WASHINGTON DC (April 9, 2019) — Senators Charles "Chuck" Grassley of Iowa, Dick Durbin of Illinois, along with Sens Roy Blunt of Missouri and Tammy Baldwin of Wisconsin and Reps. Cheri Bustos of Illinois, and Jason Smith of Missouri, led a bipartisan, bicameral letter to Senate and House appropriators urging the inclusion of funding for the Navigation and Ecosystem Restoration Program (NESP) in the Fiscal Year 2020 Energy and Water Development Appropriations bills. NESP, which was authorized in Title VIII of the Water Resources Development Act of 2007, would modernize and expand seven outdated locks and restore ecosystems along the Upper Mississippi and Illinois Rivers. Funding is needed so the US Army Corps of Engineers (Corps) can move forward with preconstruction engineering and design (PED) for the projects.
“Our nation’s water infrastructure plays a critical role in maintaining our competitiveness in the global economy by ensuring the safe and efficient movement of goods to market, but the current backlog of outstanding water-infrastructure projects pending before the Corps is putting that competitiveness at risk,” the Members wrote. “NESP is an important, dual-purpose program that allows the Corps to address both navigation and ecosystem restoration in an integrated approach that will result in the expansion of seven outdated locks along the Upper Mississippi and Illinois Rivers.”
Inland and intercoastal waterways and ports are vital to the US economy. These waterways serve 38 states throughout the nation as shippers and consumers depend on the ability to move around 600 million tons of cargo valued at $232 billion annually.
The United States is the world’s largest agricultural exporting country, selling one-third of its product abroad. Agricultural exports account for about one-quarter of farm cash receipts. In 2015, 73 percent of US agricultural exports were carried on US waterways, as well as 65 percent of imports.
Full text of the letter is available here and below.
April 4, 2019
Dear Chairs Alexander and Kaptur and Ranking Members Feinstein and Simpson:
As you prepare the Senate and House Fiscal Year (FY) 2020 Energy and Water Development Appropriations bills, we respectfully request that you include report language that supports the Navigation and Ecosystem Restoration Program (NESP) and urges the US Army Corps of Engineers (Corps) to move forward with preconstruction engineering and design (PED) of the Upper Mississippi River and Illinois Waterway System projects authorized in Title VIII of the Water Resources Development Act of 2007 (PL110-114).

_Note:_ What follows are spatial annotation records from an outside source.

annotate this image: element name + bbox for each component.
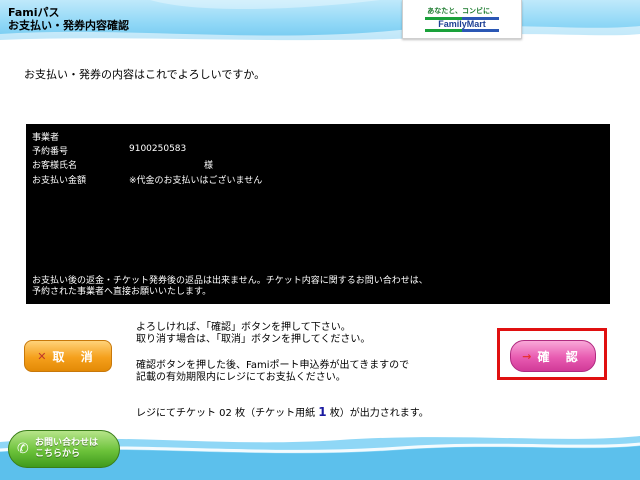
details-panel: 事業者 予約番号 9100250583 お客様氏名 様 お支払い金額 ※代金のお… (26, 124, 610, 304)
customer-label: お客様氏名 (32, 161, 78, 171)
logo-stripe-bottom (425, 29, 499, 32)
cancel-button[interactable]: ✕ 取 消 (24, 340, 112, 372)
contact-line-2: こちらから (35, 449, 81, 459)
confirmation-prompt: お支払い・発券の内容はこれでよろしいですか。 (24, 68, 266, 81)
customer-row: お客様氏名 様 (32, 158, 213, 171)
payment-row: お支払い金額 ※代金のお支払いはございません (32, 173, 262, 186)
title-service: Famiパス (8, 6, 60, 19)
confirm-button-label: 確 認 (537, 349, 584, 364)
familymart-logo: あなたと、コンビに、 FamilyMart (402, 0, 522, 39)
instruction-line-3: 確認ボタンを押した後、Famiポート申込券が出てきますので (136, 360, 410, 371)
refund-notice: お支払い後の返金・チケット発券後の返品は出来ません。チケット内容に関するお問い合… (32, 276, 592, 298)
cancel-button-label: 取 消 (52, 349, 99, 364)
arrow-right-icon: → (522, 349, 532, 363)
page-title: Famiパス お支払い・発券内容確認 (8, 6, 129, 32)
confirm-button[interactable]: → 確 認 (510, 340, 596, 372)
contact-button-label: お問い合わせは こちらから (35, 438, 98, 460)
output-prefix: レジにてチケット 02 枚（チケット用紙 (136, 408, 319, 419)
instruction-line-2: 取り消す場合は、「取消」ボタンを押してください。 (136, 334, 371, 345)
operator-label: 事業者 (32, 133, 60, 143)
logo-brand: FamilyMart (438, 19, 486, 29)
refund-notice-line1: お支払い後の返金・チケット発券後の返品は出来ません。チケット内容に関するお問い合… (32, 276, 428, 286)
reservation-row: 予約番号 9100250583 (32, 144, 186, 157)
instruction-line-1: よろしければ、「確認」ボタンを押して下さい。 (136, 322, 351, 333)
instruction-line-4: 記載の有効期限内にレジにてお支払ください。 (136, 372, 346, 383)
reservation-number: 9100250583 (129, 144, 187, 154)
reservation-label: 予約番号 (32, 147, 69, 157)
phone-icon: ✆ (17, 441, 29, 457)
title-screen: お支払い・発券内容確認 (8, 19, 129, 32)
output-suffix: 枚）が出力されます。 (326, 408, 429, 419)
ticket-output-notice: レジにてチケット 02 枚（チケット用紙 1 枚）が出力されます。 (136, 404, 429, 419)
logo-tagline: あなたと、コンビに、 (427, 7, 497, 15)
cancel-x-icon: ✕ (37, 349, 47, 363)
payment-value: ※代金のお支払いはございません (129, 176, 263, 186)
header-bar: Famiパス お支払い・発券内容確認 あなたと、コンビに、 FamilyMart (0, 0, 640, 44)
paper-count: 1 (318, 405, 327, 419)
payment-label: お支払い金額 (32, 176, 87, 186)
contact-line-1: お問い合わせは (35, 438, 99, 448)
contact-button[interactable]: ✆ お問い合わせは こちらから (8, 430, 120, 468)
refund-notice-line2: 予約された事業者へ直接お願いいたします。 (32, 287, 212, 297)
operator-row: 事業者 (32, 130, 59, 143)
customer-honorific: 様 (204, 161, 214, 171)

Our nation’s water infrastructure plays a critical role in maintaining our competitiveness in the global economy by ensuring the safe and efficient movement of goods to market, but the current backlog of outstanding water-infrastructure projects pending before the Corps is putting that competitiveness at risk. Congress recognized the importance of modernizing our water infrastructure when it authorized NESP in 2007. NESP is an important, dual-purpose program that allows the Corps to address both navigation and ecosystem restoration in an integrated approach that will result in the expansion of seven outdated locks along the Upper Mississippi and Illinois Rivers. Unfortunately, despite NESP’s importance to our inland waterways system, few steps have been taken by the Corps to implement NESP since 2012.
To illustrate the broad bipartisan support in Congress for NESP and to urge the Corps to provide the funding needed to advance PED for the program, we request the inclusion of the following report language in the FY 2020 Energy and Water Appropriations bills:
The Committee recognizes the importance of advancing the Navigation and Ecosystem Sustainability Program (NESP) for the Upper Mississippi region and our nation’s economy. As such, we urge the Corps to provide the appropriate preconstruction engineering and design (PED) funding needed to advance the projects authorized in Title VIII of the Water Resources and Development Act of 2007 (PL110-114). Congress has already appropriated more than $62 million in PED funding for this program, and the Committee recommends continued funding for PED this year in order for the program to receive new start construction funding as soon as such funding becomes available.
We urge full consideration of this critical language directing the Corps to move forward with PED for NESP. Thank you for your time and consideration of this important request.